La Fédération de Russie désigne une Russie par défaut : une identité floue et en suspens correspondant à ce qui reste de l’URSS après l’indépendance des républiques [8]. Sur le plan économique on assiste à un effondrement du système avec une politique de “réformes” menée tambour battant : désindustrialisation massive, privatisation sauvage de toutes les richesses du pays (« le plus grand hold-up du siècle » selon Moshe Lewin), chute brutale du niveau de vie, crise démographique. La politique menée par Eltsine est celle du laissez-faire, menée par les libéraux réformateurs en association directe avec le FMI et la Banque mondiale.
Face à cela on assiste à une explosion du nationalisme russe dont le nouveau Parti communiste de la Fédération de Russie est un des principaux acteurs. Son premier secrétaire, Guenadi Ziouganov, se fait le porte-parole de ce nationalisme virulent : une de ses brochures est intitulée Je suis russe par le cœur et par le sang, une autre a pour titre Derzhava (“Grande puissance”). Et à différentes reprises, il a critiqué Lénine : « Il me semble que Lénine a été soumis à une forte pression et influence des forces qui haïssent la Russie » (on n’est pas loin de la thèse présentant la révolution d’Octobre 17 comme un complot judéo-bolchevique) [9].
La Russie de Poutine : reconstruire la Grande Russie
Arrivé au pouvoir au moment de la seconde guerre de Tchétchénie, Poutine va très rapidement s’engager dans une série d’opérations visant à réduire le gap entre la Fédération de Russie née de l’écroulement de l’Empire soviétique (régulièrement assimilé à une seconde catastrophe majeure frappant la Russie – la première étant la révolution de 1917) et la Grande Russie historique.
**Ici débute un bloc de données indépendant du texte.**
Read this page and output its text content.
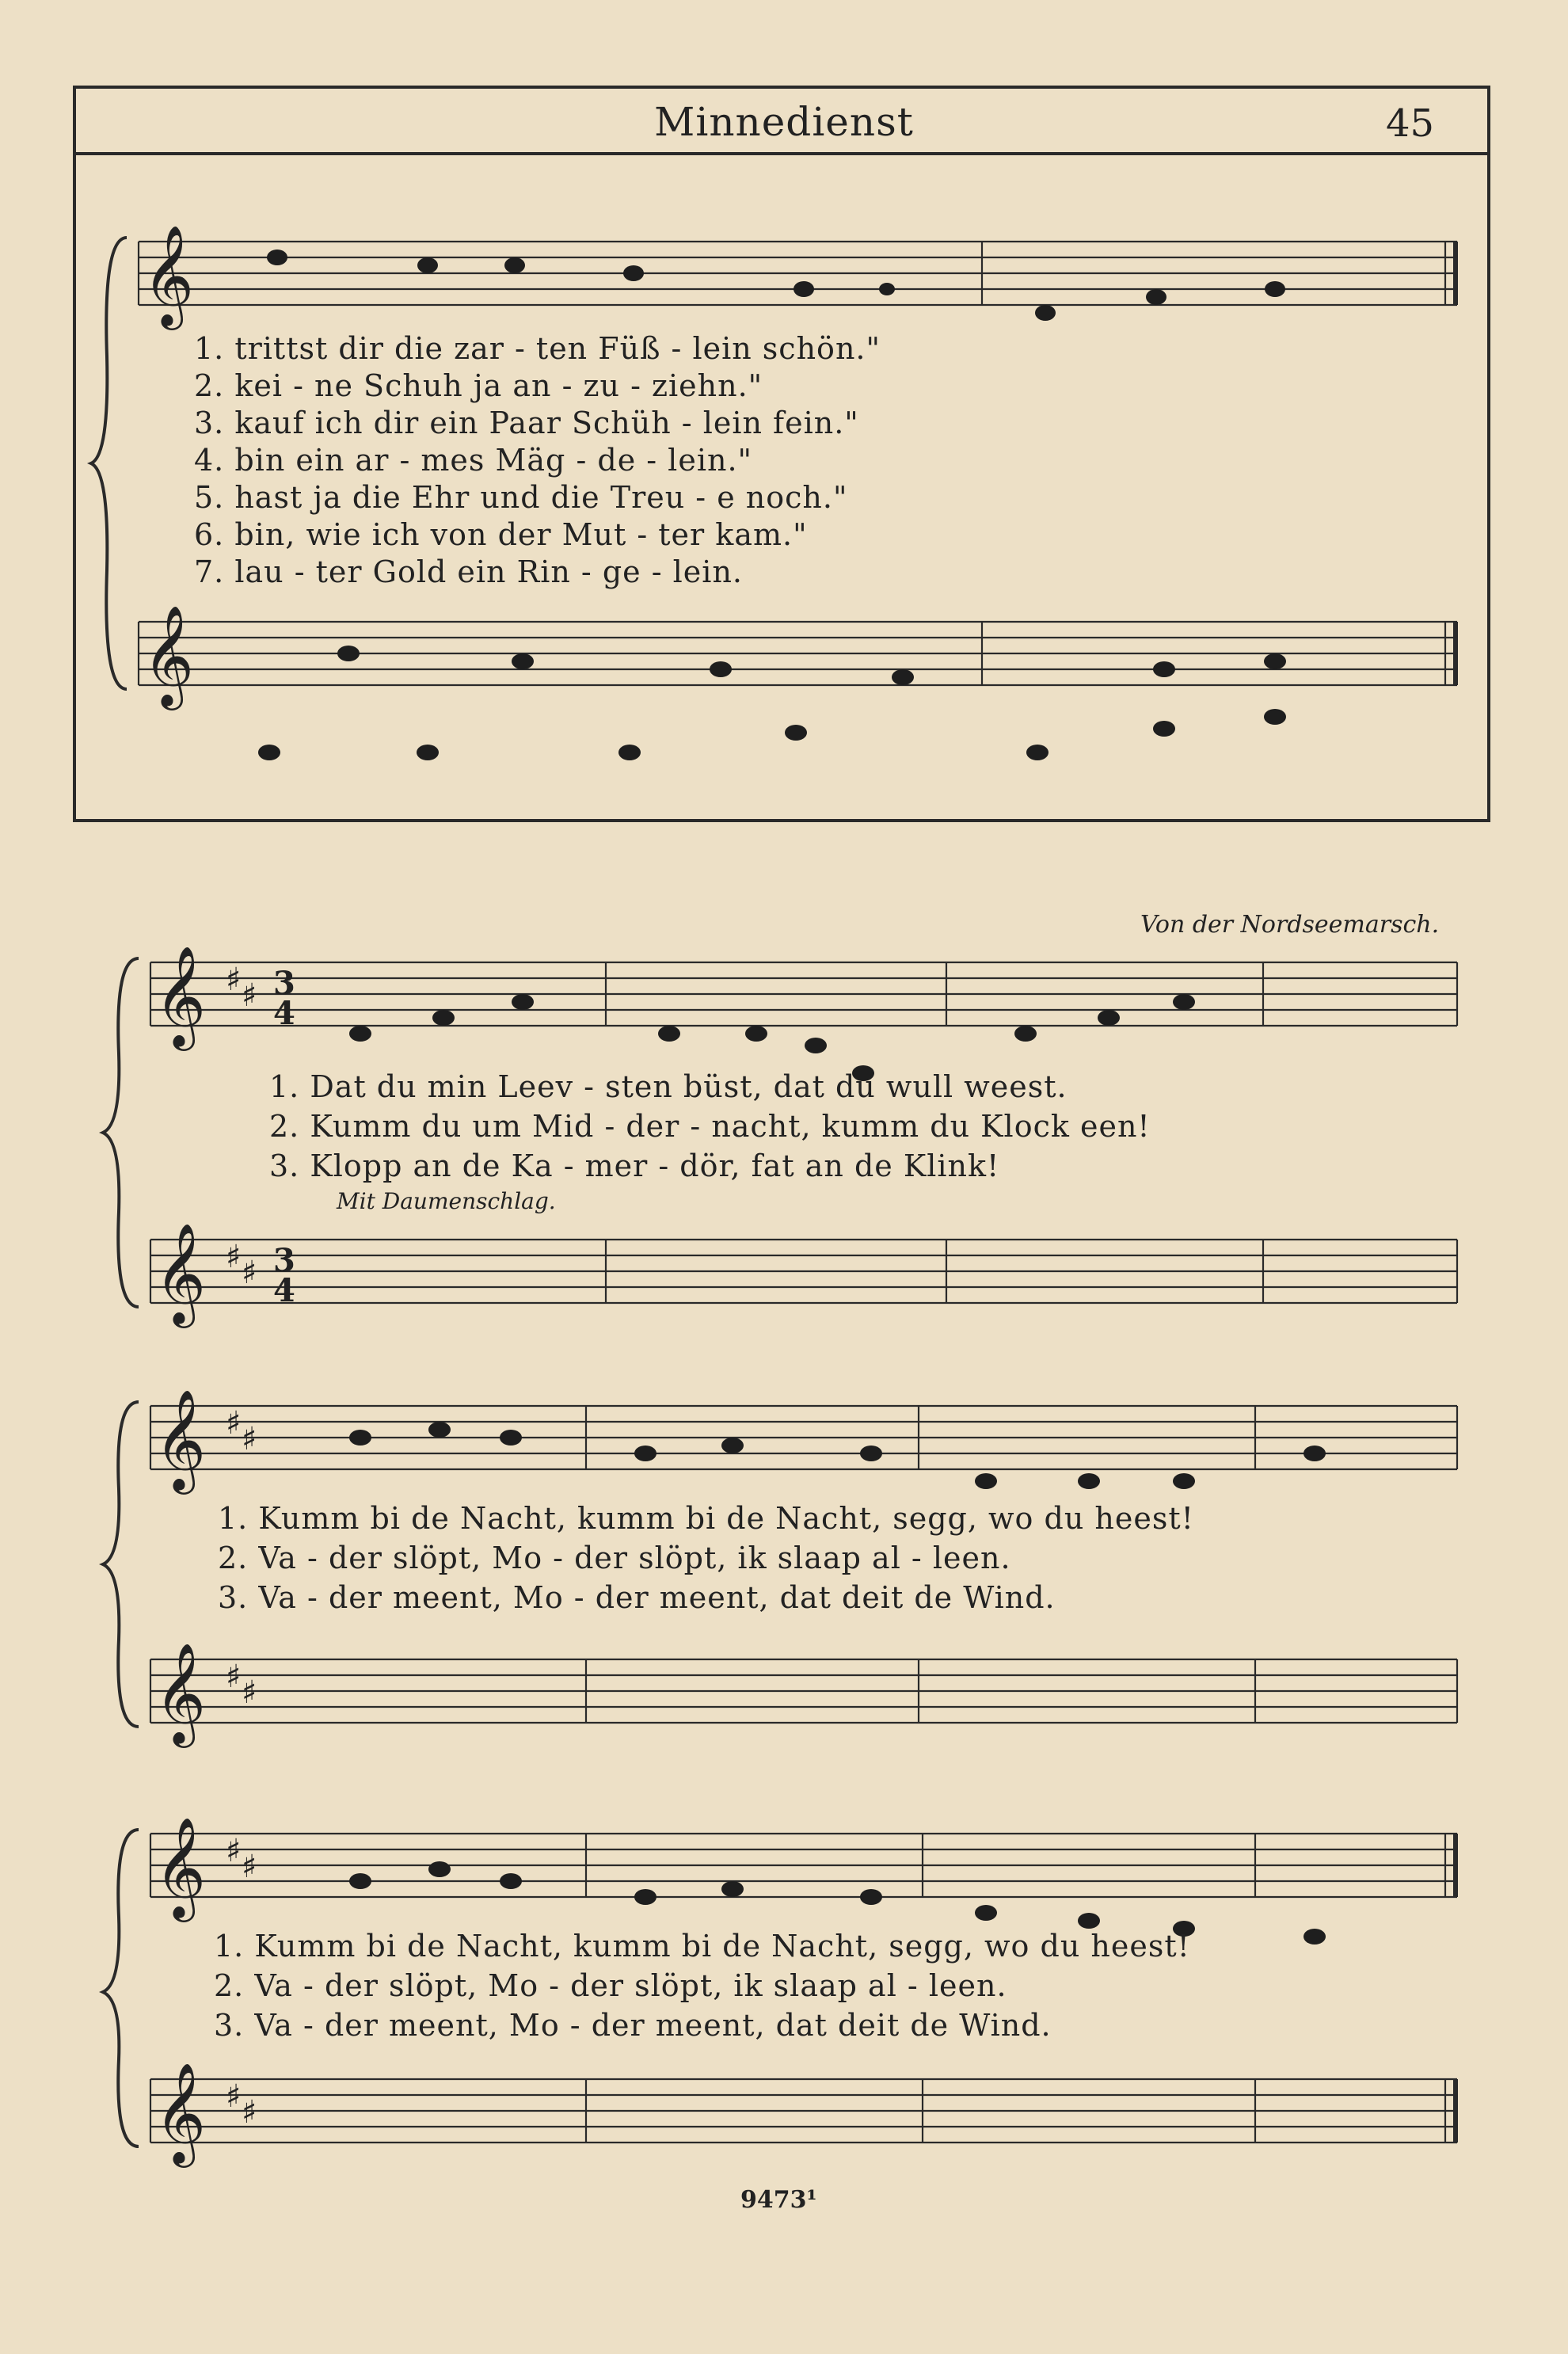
Minnedienst	45
𝄞
𝄞
𝄞
𝄞
𝄞
𝄞
𝄞
𝄞
♯ ♯ 3
4
♯ ♯ 3
4
♯ ♯
♯ ♯
♯ ♯
♯ ♯
1. trittst dir die zar - ten Füß - lein schön."
2. kei - ne Schuh ja an - zu - ziehn."
3. kauf ich dir ein Paar Schüh - lein fein."
4. bin ein ar - mes Mäg - de - lein."
5. hast ja die Ehr und die Treu - e noch."
6. bin, wie ich von der Mut - ter kam."
7. lau - ter Gold ein Rin - ge - lein.
Von der Nordseemarsch.
1. Dat du min Leev - sten büst, dat du wull weest.
2. Kumm du um Mid - der - nacht, kumm du Klock een!
3. Klopp an de Ka - mer - dör, fat an de Klink!
Mit Daumenschlag.
1. Kumm bi de Nacht, kumm bi de Nacht, segg, wo du heest!
2. Va - der slöpt, Mo - der slöpt, ik slaap al - leen.
3. Va - der meent, Mo - der meent, dat deit de Wind.
1. Kumm bi de Nacht, kumm bi de Nacht, segg, wo du heest!
2. Va - der slöpt, Mo - der slöpt, ik slaap al - leen.
3. Va - der meent, Mo - der meent, dat deit de Wind.
9473¹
Cela se traduit tant sur le plan intérieur : autoritarisme et Etat fort, patriotisme musclé, dénonciation de l’Occident “dégénéré” et ennemi juré de la Russie, que sur le plan extérieur par des interventions sur « l’étranger proche », c’est-à-dire les républiques apparues au lendemain de la fin de l’URSS.
La Russie est intervenue lors des différentes « révolutions de couleur » assimilées à une tentative de sortir de sa sphère d’influence : révolution des roses en Géorgie en 2003, révolution des tulipes au Kirghizistan en 2005, révolution orange en Ukraine en 2004. Mais aussi, plus récemment lors du conflit entre l’Azerbaïdjan et l’Arménie ainsi qu’au Kazakhstan. Cette entreprise a pris la forme d’un rattachement à la Russie de territoires de la Géorgie comme l’Abkhazie et l’Ossétie du Sud (en 2008). Mais c’est vis-à-vis de l’Ukraine que la stratégie de Poutine va prendre la forme la plus radicale et la plus brutale : à la différence des autres républiques, l’Ukraine est pour Poutine une partie intégrante de la Grande Russie – voir ses déclarations, citées ci-dessus, au moment de l’intervention armée en Ukraine [10].
Un premier pas a été franchi en 2014 au moment de Maïdan avec l’annexion de la Crimée et l’apparition des républiques autoproclamées de Lougansk et de Donetsk. L’invasion de l’Ukraine lancée le 24 février est une nouvelle étape. Tout montre qu’il ne s’agit pas d’un coup de tête d’un Poutine aventuriste, mais que cela s’inscrit dans un projet, largement théorisé, de reconstitution de la Grande Russie.
Si la résistance acharnée des Ukrainiens a freiné l’avancée des troupes russes, il est très difficile de prévoir la suite des événements. Mais rien n’incite à penser que Poutine a renoncé à son projet de démantèlement de l’Ukraine.